Veysi Yılmaz bir cep telefonu ile kamera kaydı alıyordu… Daha sonra kaydı Zahir yapmaya başladı. Eğer bu yaşanılanları anlatırsam çektikleri video ve fotoğrafları internette her yerde paylaşacaklarını, aileme göstereceklerini, beni öldüreceklerini söylediler…”

Üç adam giderken çocuğu tepeden aşağıya itti. Sabah erken saatlerde arıcılar, Esra’yı tepenin eteğinde, çalıların arasında baygın buldu. Kıyafetleri parçalanmıştı, kan içindeydi, yaralıydı. Köye kadar taşıyıp köprünün yanına çıkardılar. Esra’nın babası koşarak geldi.

Esra, ambulans ile hastaneye götürülürken yanında hem yakın arkadaşı hem de kuzeni olan Hasibe vardı. Çocuk gözünü hastanede açtığında sabaha karşı yaşadıkları gözünde canlanıyor, gözyaşı döküyordu. Ayşe hemşire ne olduğunu sorunca cinsel istismara uğradığını anlattı. Ayşe hemşire ona suçluların cezasını çekmesi için şikayetçi olmasını söyledi. Ama onların tehdidinden korkuyordu ve onları şikayet edemeyeceğini söylüyordu.

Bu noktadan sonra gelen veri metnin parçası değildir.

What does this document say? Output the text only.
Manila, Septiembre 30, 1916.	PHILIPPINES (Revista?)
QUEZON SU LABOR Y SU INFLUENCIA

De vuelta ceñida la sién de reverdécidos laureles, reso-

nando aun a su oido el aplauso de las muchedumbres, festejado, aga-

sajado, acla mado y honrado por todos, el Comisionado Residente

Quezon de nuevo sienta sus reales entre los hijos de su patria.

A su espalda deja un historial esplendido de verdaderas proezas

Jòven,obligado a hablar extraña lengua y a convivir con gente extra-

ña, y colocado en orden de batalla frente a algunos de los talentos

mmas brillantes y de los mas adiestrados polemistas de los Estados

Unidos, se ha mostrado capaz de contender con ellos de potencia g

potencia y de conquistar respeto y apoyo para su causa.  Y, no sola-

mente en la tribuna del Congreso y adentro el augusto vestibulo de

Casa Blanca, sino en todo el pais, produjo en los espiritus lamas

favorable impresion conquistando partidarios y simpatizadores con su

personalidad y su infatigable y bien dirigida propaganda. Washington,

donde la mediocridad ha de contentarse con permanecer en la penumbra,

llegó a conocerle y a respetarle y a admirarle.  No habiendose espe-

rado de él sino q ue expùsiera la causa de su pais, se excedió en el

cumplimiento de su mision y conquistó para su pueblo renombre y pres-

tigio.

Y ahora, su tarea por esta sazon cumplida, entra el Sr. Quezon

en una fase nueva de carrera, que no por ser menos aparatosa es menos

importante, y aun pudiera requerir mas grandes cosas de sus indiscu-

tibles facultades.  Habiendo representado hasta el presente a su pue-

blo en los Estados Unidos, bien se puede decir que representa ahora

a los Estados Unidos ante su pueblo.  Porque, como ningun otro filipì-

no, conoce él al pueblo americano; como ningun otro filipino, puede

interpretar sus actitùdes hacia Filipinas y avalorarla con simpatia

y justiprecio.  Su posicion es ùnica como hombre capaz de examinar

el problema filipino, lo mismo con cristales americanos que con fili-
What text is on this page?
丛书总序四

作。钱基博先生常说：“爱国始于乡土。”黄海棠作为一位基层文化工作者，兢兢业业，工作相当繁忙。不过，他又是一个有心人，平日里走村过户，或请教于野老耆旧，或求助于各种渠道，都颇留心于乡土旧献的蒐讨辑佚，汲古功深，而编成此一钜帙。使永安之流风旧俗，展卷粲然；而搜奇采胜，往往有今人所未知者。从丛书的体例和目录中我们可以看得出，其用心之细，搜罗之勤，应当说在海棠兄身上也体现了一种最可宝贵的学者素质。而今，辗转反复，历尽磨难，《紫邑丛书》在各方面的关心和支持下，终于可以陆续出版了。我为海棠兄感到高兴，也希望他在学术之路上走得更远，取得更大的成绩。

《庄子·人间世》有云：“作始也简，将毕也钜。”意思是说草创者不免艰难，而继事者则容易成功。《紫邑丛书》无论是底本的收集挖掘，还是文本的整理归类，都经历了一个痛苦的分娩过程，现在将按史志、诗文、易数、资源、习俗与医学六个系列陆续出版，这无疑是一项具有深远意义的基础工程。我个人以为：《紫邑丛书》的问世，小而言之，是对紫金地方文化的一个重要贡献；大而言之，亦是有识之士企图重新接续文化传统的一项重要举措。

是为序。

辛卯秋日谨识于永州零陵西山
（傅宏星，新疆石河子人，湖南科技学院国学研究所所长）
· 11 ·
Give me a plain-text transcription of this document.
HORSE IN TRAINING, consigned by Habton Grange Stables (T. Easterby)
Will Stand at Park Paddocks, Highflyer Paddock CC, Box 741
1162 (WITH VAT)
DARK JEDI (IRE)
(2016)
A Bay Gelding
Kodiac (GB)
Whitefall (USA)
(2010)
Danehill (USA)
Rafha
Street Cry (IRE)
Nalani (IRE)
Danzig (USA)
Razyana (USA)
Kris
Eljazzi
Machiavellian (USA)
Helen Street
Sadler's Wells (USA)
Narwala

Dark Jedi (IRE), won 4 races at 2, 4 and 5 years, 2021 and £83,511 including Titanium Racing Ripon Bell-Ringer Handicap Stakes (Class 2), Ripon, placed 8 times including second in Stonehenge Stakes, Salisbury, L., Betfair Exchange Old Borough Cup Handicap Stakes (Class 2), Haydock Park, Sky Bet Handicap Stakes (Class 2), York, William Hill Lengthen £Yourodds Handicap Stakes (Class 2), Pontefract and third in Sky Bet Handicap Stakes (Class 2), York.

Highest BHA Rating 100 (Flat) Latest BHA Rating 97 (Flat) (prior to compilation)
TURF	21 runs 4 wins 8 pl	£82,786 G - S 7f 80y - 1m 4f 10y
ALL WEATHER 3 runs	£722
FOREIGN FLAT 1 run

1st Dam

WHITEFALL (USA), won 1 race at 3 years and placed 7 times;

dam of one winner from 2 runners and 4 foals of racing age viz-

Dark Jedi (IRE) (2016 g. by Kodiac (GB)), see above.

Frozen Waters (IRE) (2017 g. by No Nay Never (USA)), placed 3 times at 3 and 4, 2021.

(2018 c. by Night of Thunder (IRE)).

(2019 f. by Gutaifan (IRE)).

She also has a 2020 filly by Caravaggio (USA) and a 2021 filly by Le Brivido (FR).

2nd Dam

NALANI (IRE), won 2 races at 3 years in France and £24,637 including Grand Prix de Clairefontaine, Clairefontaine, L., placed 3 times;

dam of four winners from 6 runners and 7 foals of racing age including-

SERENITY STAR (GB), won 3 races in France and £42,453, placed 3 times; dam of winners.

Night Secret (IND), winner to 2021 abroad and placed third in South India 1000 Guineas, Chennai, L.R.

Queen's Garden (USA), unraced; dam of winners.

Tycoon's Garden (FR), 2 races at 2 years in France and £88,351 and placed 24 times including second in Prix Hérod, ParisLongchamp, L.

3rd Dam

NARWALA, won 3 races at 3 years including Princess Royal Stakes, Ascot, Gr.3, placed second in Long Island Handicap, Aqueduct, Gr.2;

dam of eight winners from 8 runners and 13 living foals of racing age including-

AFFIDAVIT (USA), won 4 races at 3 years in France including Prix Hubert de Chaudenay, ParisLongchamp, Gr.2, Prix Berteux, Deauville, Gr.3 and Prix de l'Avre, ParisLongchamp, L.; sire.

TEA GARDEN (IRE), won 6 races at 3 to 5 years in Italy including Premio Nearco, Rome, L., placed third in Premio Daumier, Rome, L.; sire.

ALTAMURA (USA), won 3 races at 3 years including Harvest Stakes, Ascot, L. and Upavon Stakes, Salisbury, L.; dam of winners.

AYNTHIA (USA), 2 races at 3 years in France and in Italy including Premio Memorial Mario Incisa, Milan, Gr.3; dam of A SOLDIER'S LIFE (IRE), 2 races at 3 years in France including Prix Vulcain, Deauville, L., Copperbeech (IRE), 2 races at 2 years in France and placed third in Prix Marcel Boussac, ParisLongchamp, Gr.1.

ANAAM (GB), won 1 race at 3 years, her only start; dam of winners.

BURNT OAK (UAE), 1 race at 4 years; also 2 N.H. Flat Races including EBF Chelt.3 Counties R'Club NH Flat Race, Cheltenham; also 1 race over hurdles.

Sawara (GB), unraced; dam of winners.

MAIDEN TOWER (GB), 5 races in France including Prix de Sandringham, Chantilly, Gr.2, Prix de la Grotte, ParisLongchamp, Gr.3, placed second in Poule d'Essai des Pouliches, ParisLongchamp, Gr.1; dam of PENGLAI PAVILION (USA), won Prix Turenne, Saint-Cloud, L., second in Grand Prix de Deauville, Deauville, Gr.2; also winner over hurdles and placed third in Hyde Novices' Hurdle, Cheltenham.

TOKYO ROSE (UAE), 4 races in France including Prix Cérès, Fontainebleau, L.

Polis ifadesini alırken karanlıkta yüzünü görmediği üç kişi tarafından kaçırıldığını, yere itip tekme attıklarında bayıldığını ve başka bir şey hatırlamadığını anlattı.

Sonra dayanamadı. Annesi, babası, kardeşleri, halaları, amcalarına kendisine cinsel saldırıda bulunanların isimlerini sıraladı. Olayın üzerinden bir ay geçmişti ve ailesiyle birlikte şikayetçi olmaya karar verdiler. Yüksekova’ya gidip savcıya yaşadıklarını anlattı.

Esra yaşadıklarını anlattıktan sonra Nihat, Veysi ve Zahir Yılmaz hemen tutuklanıp cezaevine konuldu. Ancak dava bir türlü açılmıyordu.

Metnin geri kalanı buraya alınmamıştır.